I think about this problem often. I think it's caused by economies of scale and is an escapee of Pandora's Box that we're not going to be able to put back. Instead, we need to think carefully about what we build and how we build it - educate consumers, regulate to price in obsolescence and recycling costs, and place greater value on long-term quality as a society - to prevent this from growing even worse.
I build industrial automation equipment, so I'm in part to blame for the problem, however, I'm also in a position to advocate for easier repair processes and more sensible assembly stackups. It's simply a fact that the six figures in initial equipment capital divided by, hopefully, a similar number of unit sales, plus the few dozen seconds of operator hands-on time per unit, always going to produce an end product which costs less than hours of diagnosis and maintenance by a local, high-skill repairman. The math simply doesn't add permit any other arrangement, no matter how standardized your tooling is, how open your repair manual is, or how efficient your aftermarket parts ecosystem is.
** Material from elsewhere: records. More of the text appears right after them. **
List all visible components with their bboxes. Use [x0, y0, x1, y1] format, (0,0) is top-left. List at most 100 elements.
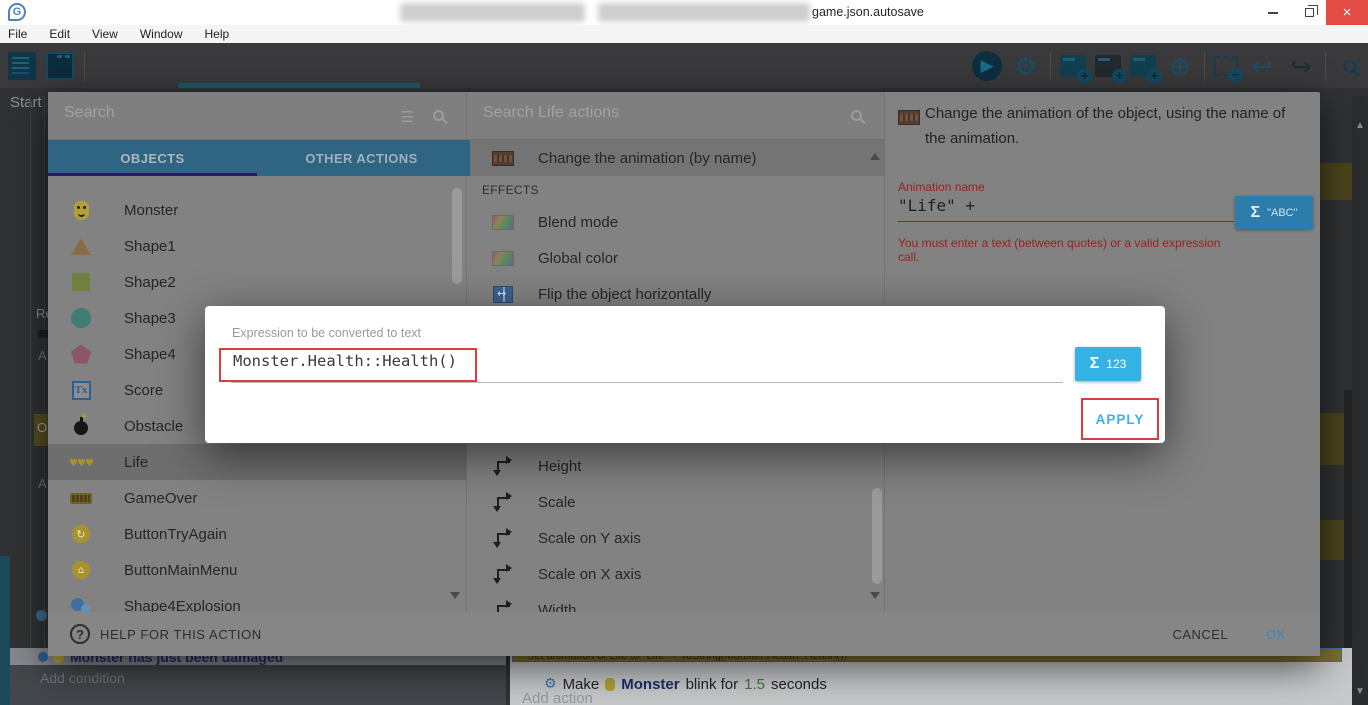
list-item-monster[interactable]: Monster	[48, 192, 466, 228]
list-item-scale-x[interactable]: Scale on X axis	[466, 556, 884, 592]
list-item-shape2[interactable]: Shape2	[48, 264, 466, 300]
selected-event-fragment	[1318, 163, 1352, 200]
minimize-icon[interactable]	[1256, 0, 1290, 25]
flip-icon	[493, 286, 513, 303]
cancel-button[interactable]: CANCEL	[1172, 627, 1228, 642]
object-search-bar: ☰	[48, 92, 466, 140]
section-header-effects: EFFECTS	[466, 176, 884, 204]
size-arrows-icon	[497, 569, 510, 582]
add-comment-icon[interactable]	[1130, 55, 1156, 77]
animation-name-input[interactable]	[898, 196, 1234, 222]
list-item-shape1[interactable]: Shape1	[48, 228, 466, 264]
list-item-height[interactable]: Height	[466, 448, 884, 484]
menu-bar: File Edit View Window Help	[0, 25, 1368, 43]
explosion-icon	[71, 598, 91, 612]
remove-event-icon[interactable]	[1214, 56, 1238, 76]
search-icon	[433, 108, 444, 126]
ok-button[interactable]: OK	[1266, 627, 1286, 642]
search-events-icon[interactable]	[1343, 60, 1356, 73]
action-search-input[interactable]	[483, 104, 783, 122]
scroll-down-icon[interactable]	[450, 592, 460, 604]
object-icon-fragment	[36, 610, 47, 621]
menu-edit[interactable]: Edit	[38, 27, 81, 41]
apply-button[interactable]: APPLY	[1096, 412, 1145, 427]
scene-tab-indicator	[178, 83, 420, 88]
triangle-icon	[71, 238, 91, 255]
menu-file[interactable]: File	[0, 27, 38, 41]
redo-icon[interactable]: ↪	[1286, 51, 1316, 81]
action-search-bar	[467, 92, 884, 140]
circle-icon	[71, 308, 91, 328]
scene-editor-icon[interactable]	[46, 52, 74, 80]
add-circle-icon[interactable]: ⊕	[1165, 51, 1195, 81]
tab-objects[interactable]: OBJECTS	[48, 140, 257, 176]
scroll-down-icon[interactable]	[870, 592, 880, 604]
size-arrows-icon	[497, 605, 510, 612]
window-title: game.json.autosave	[812, 5, 924, 19]
debug-icon[interactable]: ⚙	[1011, 51, 1041, 81]
scroll-up-icon[interactable]: ▲	[1354, 120, 1366, 131]
event-text-fragment: A	[38, 476, 47, 491]
action-text: seconds	[771, 676, 827, 693]
action-description: Change the animation of the object, usin…	[925, 101, 1301, 151]
size-arrows-icon	[497, 533, 510, 546]
play-icon[interactable]: ▶	[972, 51, 1002, 81]
toolbar-divider	[1325, 51, 1326, 81]
scroll-down-icon[interactable]: ▼	[1354, 686, 1366, 697]
list-item-buttonmainmenu[interactable]: ButtonMainMenu	[48, 552, 466, 588]
expression-abc-button[interactable]: Σ "ABC"	[1235, 196, 1313, 229]
add-action-link[interactable]: Add action	[522, 690, 593, 705]
tab-other-actions[interactable]: OTHER ACTIONS	[257, 140, 466, 176]
list-item-change-animation[interactable]: Change the animation (by name)	[466, 140, 884, 176]
scene-tab-start[interactable]: Start	[10, 94, 42, 111]
action-list-scrollbar[interactable]	[872, 488, 882, 584]
condition-icon	[38, 652, 48, 662]
list-item-shape4explosion[interactable]: Shape4Explosion	[48, 588, 466, 612]
text-object-icon	[72, 381, 91, 400]
list-item-scale-y[interactable]: Scale on Y axis	[466, 520, 884, 556]
help-icon[interactable]: ?	[70, 624, 90, 644]
title-bar: G game.json.autosave ×	[0, 0, 1368, 25]
add-subevent-icon[interactable]	[1095, 55, 1121, 77]
project-manager-icon[interactable]	[8, 52, 36, 80]
filter-icon[interactable]: ☰	[401, 108, 414, 126]
scroll-up-icon[interactable]	[870, 148, 880, 160]
undo-icon[interactable]: ↩	[1247, 51, 1277, 81]
menu-help[interactable]: Help	[194, 27, 241, 41]
square-icon	[72, 273, 90, 291]
add-event-icon[interactable]	[1060, 55, 1086, 77]
list-item-life[interactable]: Life	[48, 444, 466, 480]
object-list-scrollbar[interactable]	[452, 188, 462, 284]
search-icon	[851, 108, 862, 126]
expression-editor-modal: Expression to be converted to text Σ 123…	[205, 306, 1165, 443]
hearts-icon	[69, 453, 93, 471]
expression-123-button[interactable]: Σ 123	[1075, 347, 1141, 381]
toolbar-divider	[1204, 51, 1205, 81]
list-item-scale[interactable]: Scale	[466, 484, 884, 520]
menu-view[interactable]: View	[81, 27, 129, 41]
list-item-blend-mode[interactable]: Blend mode	[466, 204, 884, 240]
help-for-action-link[interactable]: HELP FOR THIS ACTION	[100, 627, 262, 642]
animation-name-label: Animation name	[898, 180, 985, 194]
actions-column: Set animation of Life to "Life" + ToStri…	[510, 648, 1352, 705]
redacted-title-blur	[400, 3, 585, 22]
restore-icon[interactable]	[1292, 0, 1326, 25]
main-toolbar: ▶ ⚙ ⊕ ↩ ↪	[0, 43, 1368, 88]
field-error-text: You must enter a text (between quotes) o…	[898, 236, 1243, 264]
list-item-global-color[interactable]: Global color	[466, 240, 884, 276]
event-sheet-scrollbar-track	[1344, 390, 1352, 656]
close-icon[interactable]: ×	[1326, 0, 1368, 25]
event-tree-line	[44, 96, 45, 656]
list-item-gameover[interactable]: GameOver	[48, 480, 466, 516]
toolbar-divider	[1050, 51, 1051, 81]
event-sheet-scrollbar[interactable]	[1352, 96, 1368, 705]
object-search-input[interactable]	[64, 104, 364, 122]
menu-window[interactable]: Window	[129, 27, 194, 41]
list-item-width[interactable]: Width	[466, 592, 884, 612]
input-underline	[231, 382, 1063, 383]
add-condition-link[interactable]: Add condition	[40, 670, 125, 686]
event-selection-bar	[0, 556, 10, 705]
expression-input[interactable]	[233, 352, 1053, 370]
list-item-buttontryagain[interactable]: ButtonTryAgain	[48, 516, 466, 552]
briefcase-icon	[38, 330, 48, 338]
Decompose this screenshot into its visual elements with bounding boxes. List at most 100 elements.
Repairing and maintaining something for more money than it cost to produce it puts those activities firmly in the realm of luxury goods. The better we get at producing useful things cheaply, the more we have to multiply the value of human labor, and the less it makes sense to repair cheap things with this expensive labor.
One interesting option today is that you can get an electronic watch and get access to all the internals as well:
https://open-smartwatch.github.io/
However, its operation depends on electrons and bits instead of springs and escapements, and you can see those bits moving about in PlatformIO code instead of under a magnifier.